Jeanne l’écoutait parler tout en guettant la route. Elle avait l’impression d’assister à une projection cinématographique. Ecouter cette femme s’épancher, expliquer son histoire sans même une miette de complaisance, sans se poser en victime absolue mais juste à sa place de femme âgée qui essaie de comprendre ce qui lui arrive, qui a peur et qui essaie de réagir… tout ceci avait le don d’émouvoir Jeanne au plus profond de son être. Elle serait restée des heures entières à l’écouter parler ; elle serait restée aussi longtemps que cette femme aurait eu quelque chose à dire. Jeanne était si absorbée par cette âme si émouvante, qu’elle en oubliait totalement le froid ambiant et l’heure avancée qu’il était ; il fallut bien les phares d’une voiture approchant pour arriver à détourner suffisamment son attention et pour qu’elle réalise que la nièce et son mari arrivaient.

La voiture ralentit lorsqu’elle arriva à quelques dizaines de mètres du bureau de poste. Jeanne s’était levée et se tenait debout tout près du caniveau pour qu’on puisse l’apercevoir d’assez loin. Effectivement les Calvire semblaient l’avoir repérée puisqu’ils arrêtèrent leur véhicule à sa hauteur.
La nièce présumée était assise à droite, sur le siège passager ; quant à son mari, il était au volant et Jeanne ne pouvait voir son visage de l’endroit où elle était. La nièce était une femme de 35-40 ans, de style classique, le type même de la femme «passe-partout»…
La nièce, toujours assise dans son habitacle bien sécurisé, regarda quelques secondes madame Piot ; puis elle appuya sur un bouton qui fit descendre la vitre dans un ronronnement déplaisant. Il n’y eut aucune entrée en matière. C’est le plus naturellement du monde qu’elle jeta :

« - Je ne connais pas cette femme »

Jeanne aurait souhaité qu’une trappe s’ouvre sur le bitume, et qu’elle soit happée à la seconde même pour éviter la confusion qui régnait en elle et le regard perdu qui devait être le sien à cet instant précis. Une multitude d’idées et d’émotions se bousculaient au portillon et il lui fallait rassembler ses neurones éparpillés par la confusion, pour arriver à trier le tout… Cette madame Piot était-elle une pauvre mythomane qui, émotionnellement perturbée s’était inventée une petite histoire pour passer le week-end ? Avait-elle affaire à une malade qui aurait monté cette histoire de toutes pièces ? Non, c’était impossible. Jeanne ne pouvait pas y croire. Depuis environ deux heures qu’elle écoutait cette femme parler, il était impossible qu’elle ne se soit rendu compte de rien…
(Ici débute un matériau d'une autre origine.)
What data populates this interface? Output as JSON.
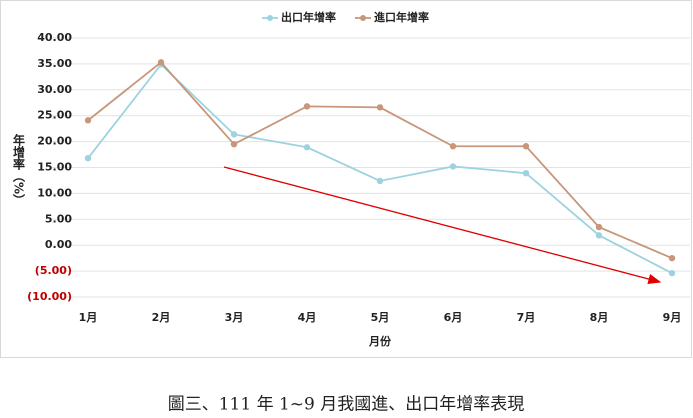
{
  "chart_data": {
    "type": "line",
    "categories": [
      "1月",
      "2月",
      "3月",
      "4月",
      "5月",
      "6月",
      "7月",
      "8月",
      "9月"
    ],
    "series": [
      {
        "name": "出口年增率",
        "color": "#9dd3de",
        "values": [
          16.8,
          34.9,
          21.4,
          18.9,
          12.4,
          15.2,
          13.9,
          1.9,
          -5.4
        ]
      },
      {
        "name": "進口年增率",
        "color": "#c8967a",
        "values": [
          24.1,
          35.3,
          19.5,
          26.8,
          26.6,
          19.1,
          19.1,
          3.5,
          -2.5
        ]
      }
    ],
    "ylim": [
      -10,
      40
    ],
    "yticks": [
      {
        "value": 40,
        "label": "40.00"
      },
      {
        "value": 35,
        "label": "35.00"
      },
      {
        "value": 30,
        "label": "30.00"
      },
      {
        "value": 25,
        "label": "25.00"
      },
      {
        "value": 20,
        "label": "20.00"
      },
      {
        "value": 15,
        "label": "15.00"
      },
      {
        "value": 10,
        "label": "10.00"
      },
      {
        "value": 5,
        "label": "5.00"
      },
      {
        "value": 0,
        "label": "0.00"
      },
      {
        "value": -5,
        "label": "(5.00)"
      },
      {
        "value": -10,
        "label": "(10.00)"
      }
    ],
    "negative_tick_color": "#c00000",
    "xlabel": "月份",
    "ylabel": "年增率（%）",
    "grid": true,
    "legend": "top"
  },
  "caption": "圖三、111 年 1~9 月我國進、出口年增率表現"
}
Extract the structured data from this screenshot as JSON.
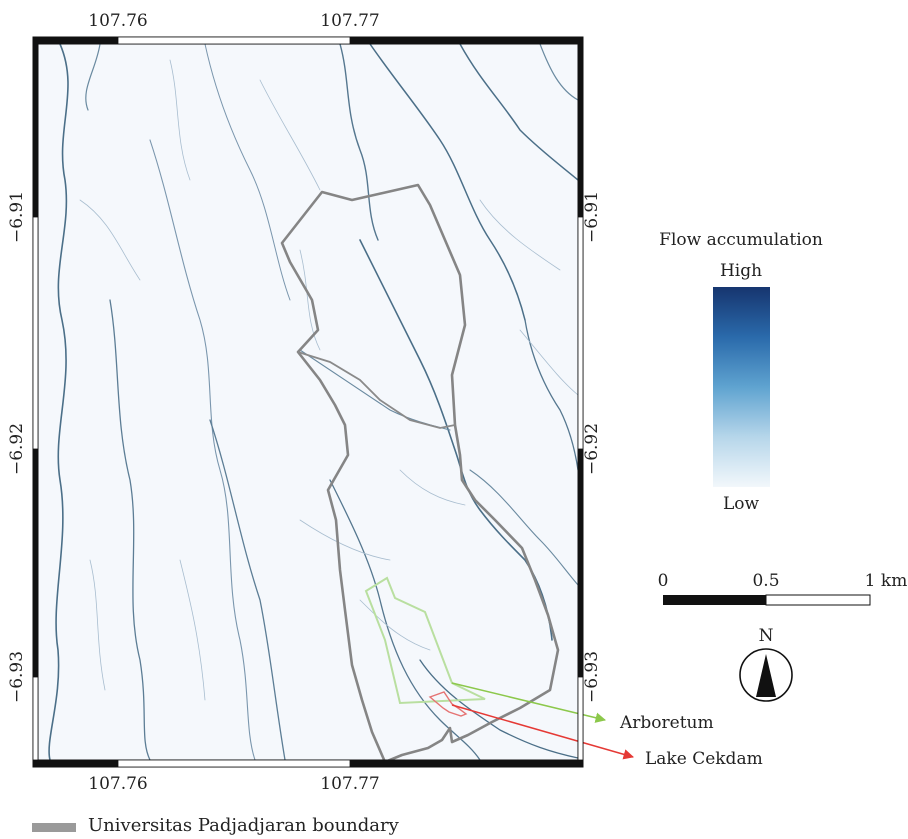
{
  "map": {
    "top_ticks": [
      "107.76",
      "107.77"
    ],
    "bottom_ticks": [
      "107.76",
      "107.77"
    ],
    "left_ticks": [
      "−6.91",
      "−6.92",
      "−6.93"
    ],
    "right_ticks": [
      "−6.91",
      "−6.92",
      "−6.93"
    ]
  },
  "flow_legend": {
    "title": "Flow accumulation",
    "high": "High",
    "low": "Low",
    "colors": [
      "#16356f",
      "#2a6aab",
      "#5fa3d0",
      "#b6d6ea",
      "#f2f7fb"
    ]
  },
  "scale_bar": {
    "labels": [
      "0",
      "0.5",
      "1 km"
    ]
  },
  "north_arrow": {
    "label": "N",
    "icon": "north-arrow-icon"
  },
  "annotations": {
    "arboretum": {
      "label": "Arboretum",
      "color": "#8cc84b"
    },
    "lake": {
      "label": "Lake Cekdam",
      "color": "#e53935"
    }
  },
  "legend": {
    "boundary_label": "Universitas Padjadjaran boundary",
    "boundary_color": "#9a9a9a"
  }
}
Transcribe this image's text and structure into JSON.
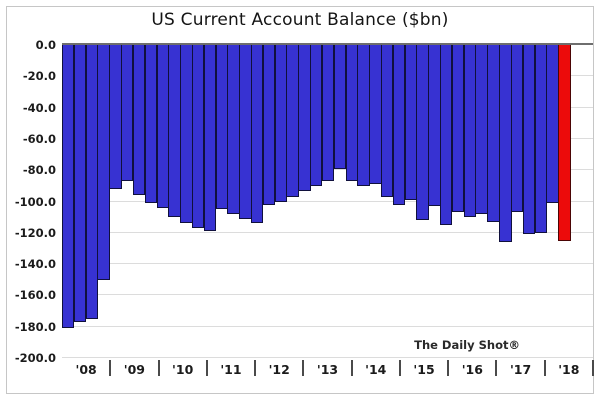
{
  "title": "US Current Account Balance ($bn)",
  "watermark": "The Daily Shot®",
  "chart_data": {
    "type": "bar",
    "title": "US Current Account Balance ($bn)",
    "ylabel": "",
    "xlabel": "",
    "unit": "$bn",
    "ylim": [
      -200,
      0
    ],
    "ytick_step": 20,
    "ytick_labels": [
      "0.0",
      "-20.0",
      "-40.0",
      "-60.0",
      "-80.0",
      "-100.0",
      "-120.0",
      "-140.0",
      "-160.0",
      "-180.0",
      "-200.0"
    ],
    "grid": true,
    "legend": "none",
    "year_labels": [
      "'08",
      "'09",
      "'10",
      "'11",
      "'12",
      "'13",
      "'14",
      "'15",
      "'16",
      "'17",
      "'18"
    ],
    "bars_per_year": [
      4,
      4,
      4,
      4,
      4,
      4,
      4,
      4,
      4,
      4,
      3
    ],
    "x": [
      "2008 Q1",
      "2008 Q2",
      "2008 Q3",
      "2008 Q4",
      "2009 Q1",
      "2009 Q2",
      "2009 Q3",
      "2009 Q4",
      "2010 Q1",
      "2010 Q2",
      "2010 Q3",
      "2010 Q4",
      "2011 Q1",
      "2011 Q2",
      "2011 Q3",
      "2011 Q4",
      "2012 Q1",
      "2012 Q2",
      "2012 Q3",
      "2012 Q4",
      "2013 Q1",
      "2013 Q2",
      "2013 Q3",
      "2013 Q4",
      "2014 Q1",
      "2014 Q2",
      "2014 Q3",
      "2014 Q4",
      "2015 Q1",
      "2015 Q2",
      "2015 Q3",
      "2015 Q4",
      "2016 Q1",
      "2016 Q2",
      "2016 Q3",
      "2016 Q4",
      "2017 Q1",
      "2017 Q2",
      "2017 Q3",
      "2017 Q4",
      "2018 Q1",
      "2018 Q2",
      "2018 Q3"
    ],
    "values": [
      -181,
      -177,
      -175,
      -150,
      -92,
      -87,
      -96,
      -101,
      -104,
      -110,
      -114,
      -117,
      -119,
      -105,
      -108,
      -111,
      -114,
      -102,
      -100,
      -97,
      -93,
      -90,
      -87,
      -79,
      -87,
      -90,
      -89,
      -97,
      -102,
      -99,
      -112,
      -103,
      -115,
      -107,
      -110,
      -108,
      -113,
      -126,
      -107,
      -121,
      -120,
      -101,
      -125
    ],
    "highlight_index": 42,
    "colors": {
      "bar": "#3732d2",
      "bar_border": "#10103c",
      "highlight": "#ec0b0b",
      "highlight_border": "#4a0505",
      "grid": "#dcdcdc",
      "zero_line": "#6e6e6e"
    },
    "source_note": "The Daily Shot®"
  }
}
Jeanne en était là de ses réflexions lorsque tout à coup, la vieille dame ayant entendu les propos tenus par cette femme derrière la portière, se leva de son banc. Debout face à tout le monde, elle leva une main au-dessus de son visage, saisit la toque qui reposait sur sa tête, la garda fermement serrée dans sa main et la ramena contre son torse. Le regard fixé sur la personne assise confortablement dans sa voiture, elle fit lentement mais résolument deux pas en avant.

« - Comment ? Tu ne me reconnais donc pas ? »

Elle avait lâché cette phrase sortie tout droit de son cœur et emprunte d’un désespoir sans nom. Voir cette femme très digne malgré les circonstances ; entendre sa voix et écouter l’expression de ses paroles, avait fini de convaincre Jeanne de la sincérité de ses propos, de l’authenticité de son histoire.
La jeune femme prit quelques secondes pour observer cette dame qui s’était rapprochée de la voiture…

« - Comment ? C’est toi ? Mais que fais-tu ici ? »

La petite dame semblait émue et n’arrivait plus à trouver ses mots. Elle se contentait de regarder sa nièce, sachant que ce n’était ni l’endroit, ni le moment de rentrer dans une longue explication.

« Que veux-tu qu’on fasse de toi ? A cette heure la gare est fermée ! »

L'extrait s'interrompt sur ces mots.